Thursday, March 01, 2007

What is in the womb?

You may have heard about baby Amellia. She was born at only 21 (nearly 22) weeks of gestation, the earliest known preemie to live. Now there's Millie McDonagh born in Enlgand only one day later than Amellia. Apparently the UK prohibits abortion after 24 weeks, the age of "viability" after which a baby born premature has a non-negligible chance to survive. Millie has inspired a new bill in parliament lowering the restriction to 22 weeks, since now there's some hope that a baby that young may survive a premature birth.

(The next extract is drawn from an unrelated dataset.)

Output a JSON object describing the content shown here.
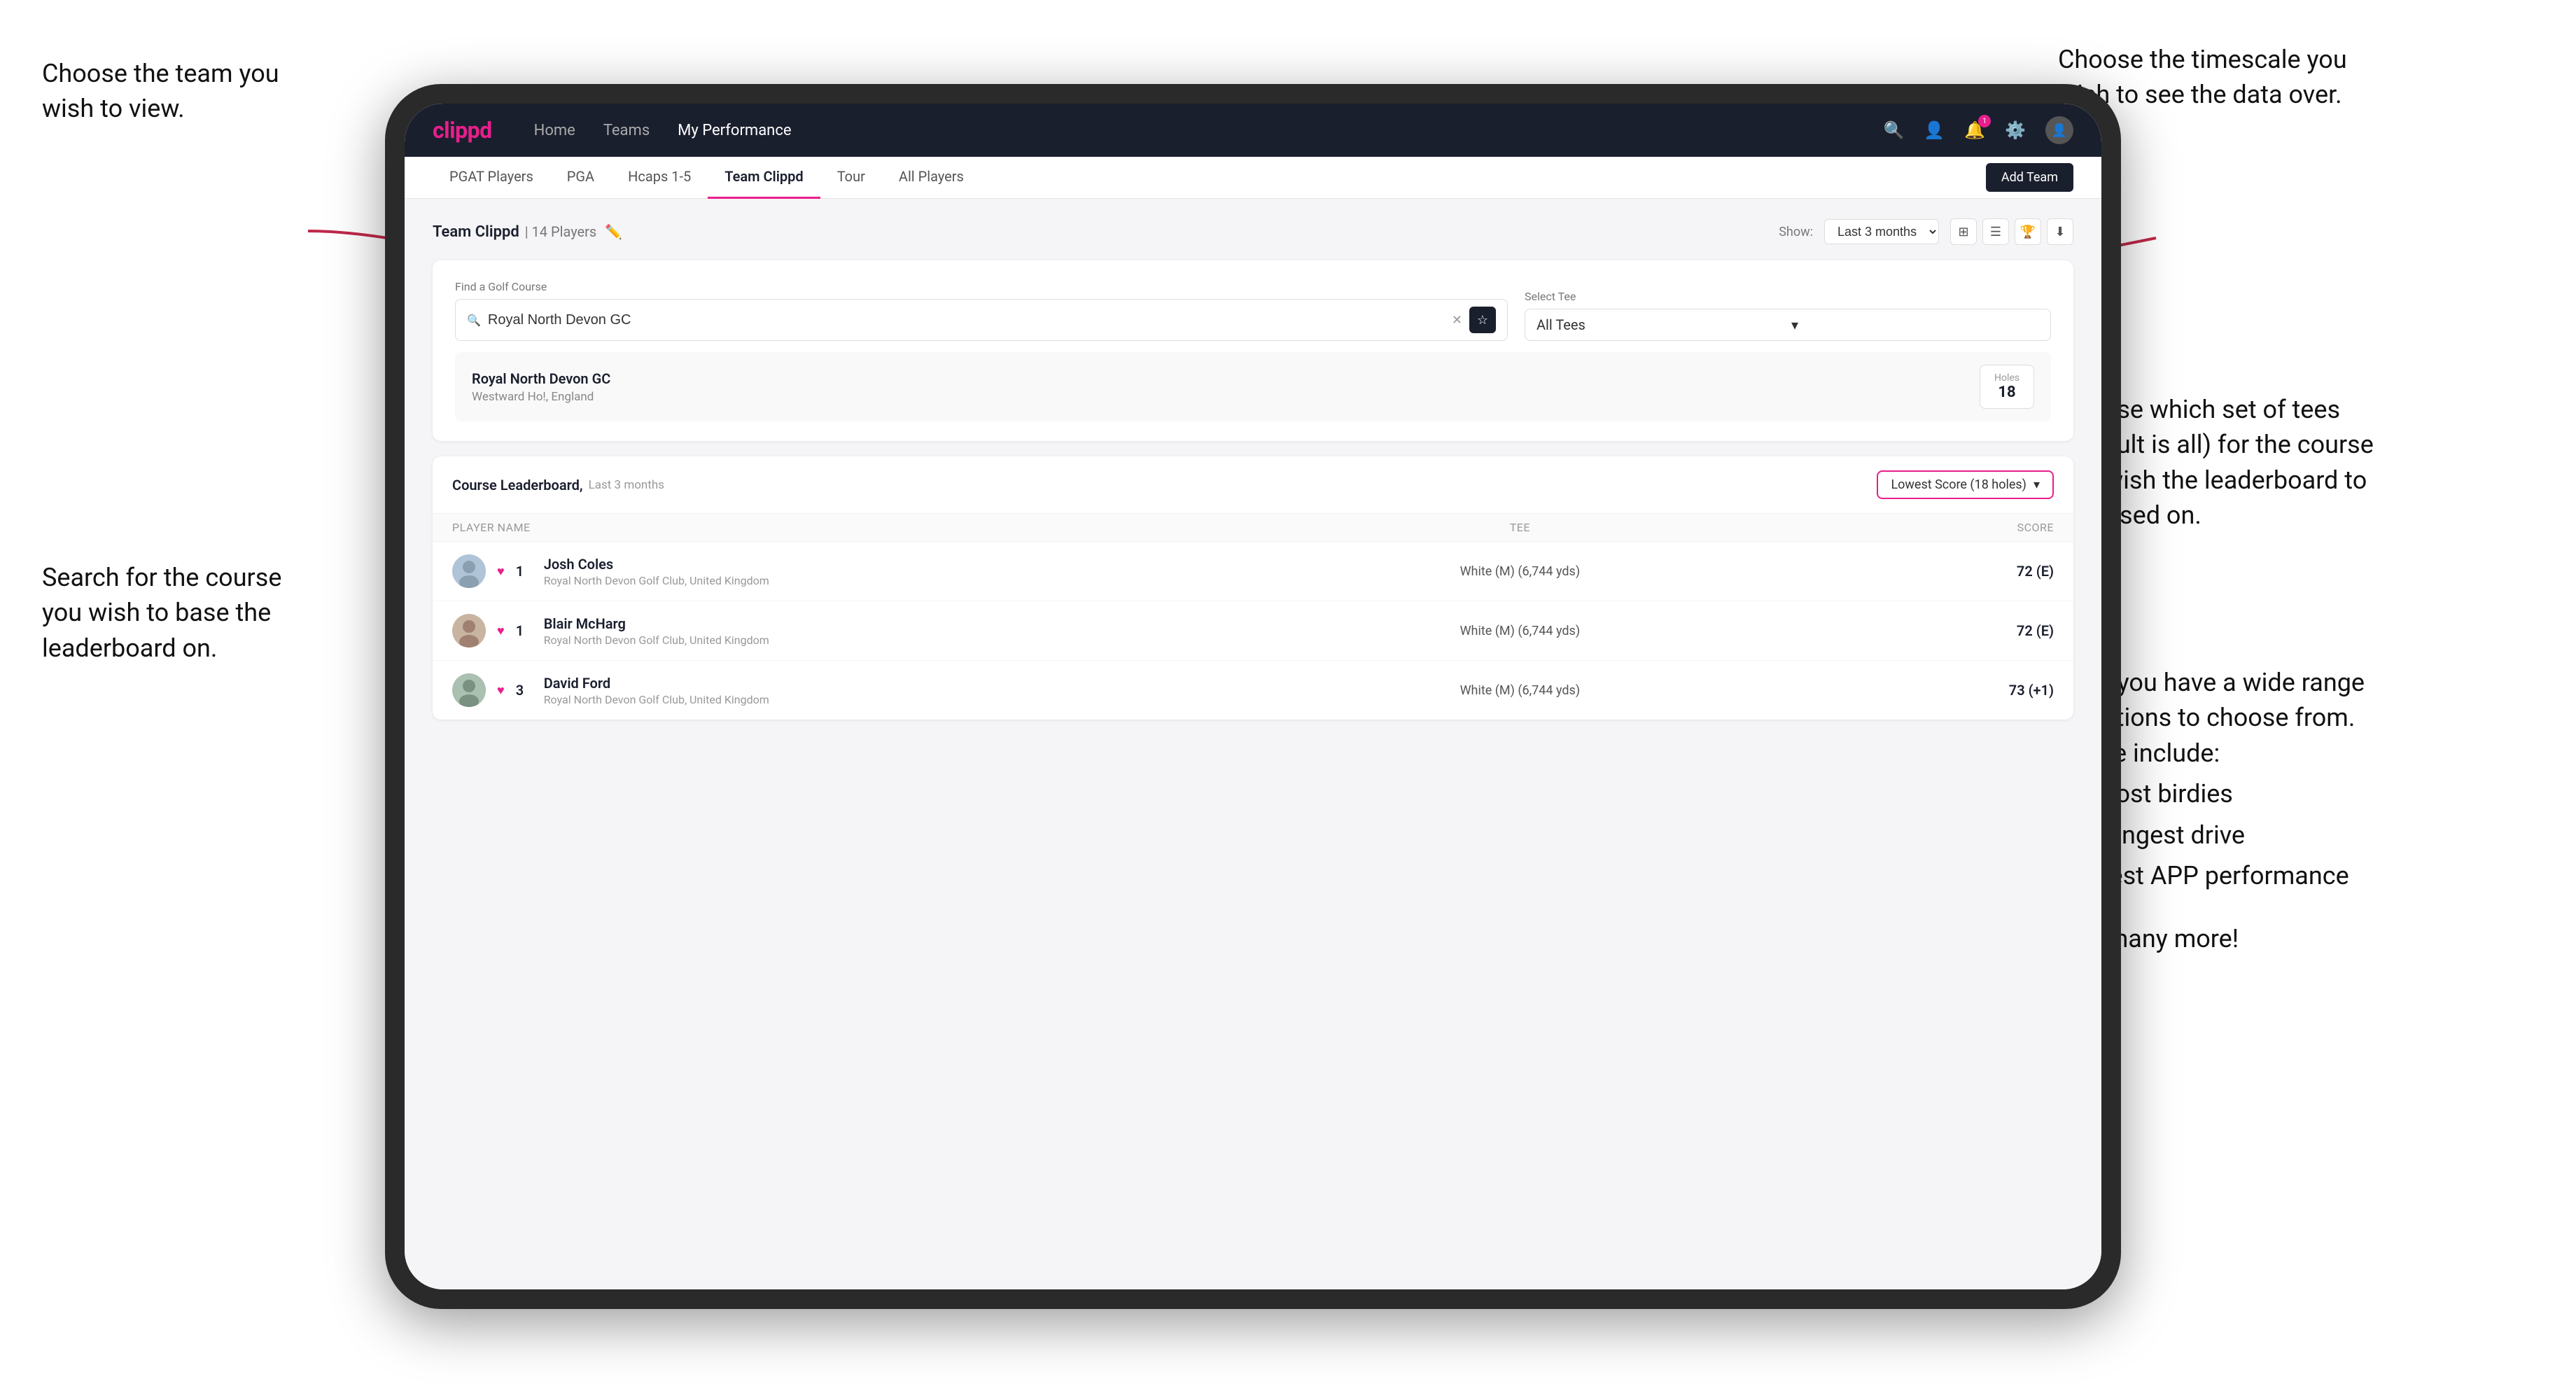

The British law has at least some reason to it: A "fetus" is worth protecting if he or she can survive outside of the mother's womb. Not a very meaningful line to draw, but I think it gives the appearance of reason compared to the U.S.: baby inside mother = nothing, baby outside mother = person.

Let's set aside any policy decisions for a moment. What is in a mother's womb? If one believes that there is a human being worthy of protection in a mother's womb as long as that baby can survive on its own, then you are going to run into the current problem of better technology enabling earlier premature delivery survival. Does it make sense that a person's existence and thus protection depends upon our current level of medical knowledge?

If Amellia was born a miracle baby at 21 weeks, what was the nameless baby who was aborted today at 21 weeks? Just a choice? Just a terminated pregnancy?